Thursday, December 27, 2012

My Time

Husband is upset with me. I know that he's tired, but I'm not. He went to bed hours ago, but keeps getting up every 30 minutes to do random things. I know what it really is, it's to see what I'm doing. To see what is so all important to me, that I'm not yet laying in bed beside him.

I don't know how to tell him what it really is. It's simply that I want some time to myself. We spend 99% of every day together. We sleep together. We wake up together. We work together. We come home together. We eat together. We watch TV together. The only time we are apart is if one of us is in the bathroom, or are running to get that all important daily intake of caffeine for the two of us.

 I think somewhere in his mind, he has it that I don't love him enough to go to bed at the same time.

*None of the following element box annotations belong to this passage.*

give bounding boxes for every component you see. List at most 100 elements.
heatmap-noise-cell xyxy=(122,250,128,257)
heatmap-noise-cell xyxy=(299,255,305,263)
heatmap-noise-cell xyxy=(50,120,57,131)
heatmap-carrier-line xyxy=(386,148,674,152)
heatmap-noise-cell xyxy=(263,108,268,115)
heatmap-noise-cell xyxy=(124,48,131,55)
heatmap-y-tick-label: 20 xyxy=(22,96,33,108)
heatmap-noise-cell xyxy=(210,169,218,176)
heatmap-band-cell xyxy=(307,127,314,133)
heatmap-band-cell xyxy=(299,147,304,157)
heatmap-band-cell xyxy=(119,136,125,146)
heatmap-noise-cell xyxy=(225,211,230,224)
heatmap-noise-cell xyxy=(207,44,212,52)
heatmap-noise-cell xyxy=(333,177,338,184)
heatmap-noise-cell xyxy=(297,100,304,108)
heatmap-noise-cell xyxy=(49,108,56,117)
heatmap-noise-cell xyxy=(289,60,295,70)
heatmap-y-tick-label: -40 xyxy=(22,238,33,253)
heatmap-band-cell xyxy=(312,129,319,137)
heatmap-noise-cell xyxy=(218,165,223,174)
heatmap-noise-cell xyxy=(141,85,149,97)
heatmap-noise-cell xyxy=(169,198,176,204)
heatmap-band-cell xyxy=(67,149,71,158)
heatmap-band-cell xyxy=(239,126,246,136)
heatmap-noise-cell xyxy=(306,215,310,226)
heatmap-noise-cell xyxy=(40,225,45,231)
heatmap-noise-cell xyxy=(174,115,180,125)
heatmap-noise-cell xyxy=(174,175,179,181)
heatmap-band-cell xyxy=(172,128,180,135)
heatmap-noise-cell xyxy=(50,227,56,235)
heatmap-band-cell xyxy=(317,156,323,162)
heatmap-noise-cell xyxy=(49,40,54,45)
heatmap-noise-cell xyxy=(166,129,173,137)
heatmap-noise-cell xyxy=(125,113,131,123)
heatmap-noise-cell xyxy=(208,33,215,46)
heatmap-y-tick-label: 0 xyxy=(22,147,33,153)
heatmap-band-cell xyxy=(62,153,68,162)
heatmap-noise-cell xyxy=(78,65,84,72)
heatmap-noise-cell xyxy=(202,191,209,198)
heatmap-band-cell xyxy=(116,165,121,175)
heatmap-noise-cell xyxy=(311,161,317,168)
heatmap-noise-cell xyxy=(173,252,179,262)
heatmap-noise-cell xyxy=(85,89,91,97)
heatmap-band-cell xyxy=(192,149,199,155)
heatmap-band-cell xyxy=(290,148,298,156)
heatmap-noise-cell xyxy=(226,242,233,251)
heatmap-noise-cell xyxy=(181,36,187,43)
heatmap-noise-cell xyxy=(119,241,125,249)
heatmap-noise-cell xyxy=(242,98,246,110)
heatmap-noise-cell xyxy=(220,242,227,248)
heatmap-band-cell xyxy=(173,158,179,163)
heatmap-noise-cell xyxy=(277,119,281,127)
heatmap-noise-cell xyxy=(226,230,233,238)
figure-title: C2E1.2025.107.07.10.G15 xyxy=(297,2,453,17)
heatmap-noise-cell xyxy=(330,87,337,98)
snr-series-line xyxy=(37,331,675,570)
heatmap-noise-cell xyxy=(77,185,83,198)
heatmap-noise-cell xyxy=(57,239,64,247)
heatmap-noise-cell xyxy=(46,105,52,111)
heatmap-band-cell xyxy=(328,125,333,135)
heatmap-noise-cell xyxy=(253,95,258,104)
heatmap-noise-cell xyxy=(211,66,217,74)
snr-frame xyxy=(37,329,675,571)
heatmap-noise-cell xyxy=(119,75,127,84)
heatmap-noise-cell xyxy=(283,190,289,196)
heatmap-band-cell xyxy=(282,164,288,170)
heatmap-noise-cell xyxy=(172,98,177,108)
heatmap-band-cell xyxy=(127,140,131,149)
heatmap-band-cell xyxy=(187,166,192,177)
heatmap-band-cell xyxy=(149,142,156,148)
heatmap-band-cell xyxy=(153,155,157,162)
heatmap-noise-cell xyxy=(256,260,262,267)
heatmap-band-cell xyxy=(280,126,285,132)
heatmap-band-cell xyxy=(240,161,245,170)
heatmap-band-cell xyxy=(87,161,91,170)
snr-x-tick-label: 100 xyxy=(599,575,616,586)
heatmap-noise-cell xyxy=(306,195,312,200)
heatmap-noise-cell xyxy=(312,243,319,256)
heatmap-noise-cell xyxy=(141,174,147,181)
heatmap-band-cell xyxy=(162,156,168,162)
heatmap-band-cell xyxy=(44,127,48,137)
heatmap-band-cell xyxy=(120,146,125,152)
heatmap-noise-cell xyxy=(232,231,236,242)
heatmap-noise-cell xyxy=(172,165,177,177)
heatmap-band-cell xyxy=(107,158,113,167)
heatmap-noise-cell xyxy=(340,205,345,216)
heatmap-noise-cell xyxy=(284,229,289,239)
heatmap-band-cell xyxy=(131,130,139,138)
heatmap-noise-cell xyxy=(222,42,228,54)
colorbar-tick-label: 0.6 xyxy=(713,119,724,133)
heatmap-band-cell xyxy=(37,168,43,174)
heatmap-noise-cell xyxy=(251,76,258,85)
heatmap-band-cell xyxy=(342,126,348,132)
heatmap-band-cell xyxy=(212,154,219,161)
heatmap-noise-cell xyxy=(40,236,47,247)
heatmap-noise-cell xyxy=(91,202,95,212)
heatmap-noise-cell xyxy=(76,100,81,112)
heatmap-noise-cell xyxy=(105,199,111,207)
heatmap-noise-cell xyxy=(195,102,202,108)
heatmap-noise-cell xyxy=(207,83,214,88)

If so, he's way off base. I love him more and more every day. Don't get me wrong, there are days I don't like him. Days I fantasize of bashing him upside the head with a skillet. But, in the end, I love him.

 I'm not a morning person, by any stretch of the imagination. I'm a night owl. I have been for as long as I can remember. Soooo....instead of getting up a few hours earlier, I stay up a few hours later. What do I do with this "me" time? I read blogs, watch meaningless TV shows, read fiction books, surf the internet, draw, watch other people's lives on Facebook and Twitter, read Cracked.com, pin things on Pinterest that I will probably never really do or cook, and I write on my blog on occasion.

 It's actually quite boring. However, it helps me keep my sanity. If I tell Husband all of this, I'm afraid he would think it's just an excuse. That there really is some deep, underlying issue somewhere. What would you do?